Eskitme koltuğa kurulup kucağıma bir yastık aldım ve sohbet sayfasına girdim.
parcalibulut___: Nasıl gidiyor her şey güzellik?
parcalibulut___: Daha iyi misin? Aklım sende.
dogalyasam: Yaşananları yaşandıkları yerde tutmaya karar verdim. Sen ne zaman geliyorsun?

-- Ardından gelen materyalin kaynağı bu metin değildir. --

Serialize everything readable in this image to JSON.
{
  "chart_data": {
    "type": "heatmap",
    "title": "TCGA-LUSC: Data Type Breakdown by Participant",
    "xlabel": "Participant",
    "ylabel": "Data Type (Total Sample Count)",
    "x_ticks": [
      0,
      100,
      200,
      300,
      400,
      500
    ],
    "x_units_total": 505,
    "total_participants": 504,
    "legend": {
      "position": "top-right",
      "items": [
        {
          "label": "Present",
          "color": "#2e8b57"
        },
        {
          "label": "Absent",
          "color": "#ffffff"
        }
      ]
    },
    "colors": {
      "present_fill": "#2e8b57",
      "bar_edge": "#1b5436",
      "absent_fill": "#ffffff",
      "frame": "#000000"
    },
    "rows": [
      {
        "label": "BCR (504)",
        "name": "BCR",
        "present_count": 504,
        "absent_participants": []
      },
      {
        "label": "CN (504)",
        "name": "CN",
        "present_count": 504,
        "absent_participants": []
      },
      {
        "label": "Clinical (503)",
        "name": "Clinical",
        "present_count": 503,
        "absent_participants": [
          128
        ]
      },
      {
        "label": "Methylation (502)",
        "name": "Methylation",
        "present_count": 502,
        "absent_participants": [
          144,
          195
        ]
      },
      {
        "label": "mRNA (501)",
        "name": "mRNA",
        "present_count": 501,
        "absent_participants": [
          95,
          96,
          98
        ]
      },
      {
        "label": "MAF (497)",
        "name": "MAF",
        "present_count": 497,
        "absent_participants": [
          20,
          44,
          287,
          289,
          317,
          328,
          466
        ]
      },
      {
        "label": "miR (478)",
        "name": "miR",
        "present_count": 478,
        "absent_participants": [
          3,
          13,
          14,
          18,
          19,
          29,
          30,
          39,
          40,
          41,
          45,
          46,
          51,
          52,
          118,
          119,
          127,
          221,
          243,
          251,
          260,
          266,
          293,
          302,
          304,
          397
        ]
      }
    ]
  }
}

parcalibulut___: Bir hafta...
parcalibulut___: Seninle gurur duyuyorum aşkım. Çok özledim seni.
dogalyasam: Ben de seniii! Ama ben çok yakında buradan da ayrılacağım.
parcalibulut___: O ne demek o? Nereye? Ben senin arkandan geliyorum sen de geri mi döneceksin? Yapma bunu ya! Ne alaka şimdi?
dogalyasam: Buradaki işlerimi bitirip Londra'ya yerleşeceğim. Benimle oraya gelebilirsin tekrar. Olmaz mı?
parcalibulut___: Olmaz. Tekrar oraya dönemem. Doğal nereden çıktı şimdi bu? Londra sadece tedavi içindi. Oraya tekrar dönmen çok saçma. İstemiyorum bunu. Türkiye'de kalabiliriz birlikte. Yapabiliriz bunu. Güçsüz hissetme kendini ben varım.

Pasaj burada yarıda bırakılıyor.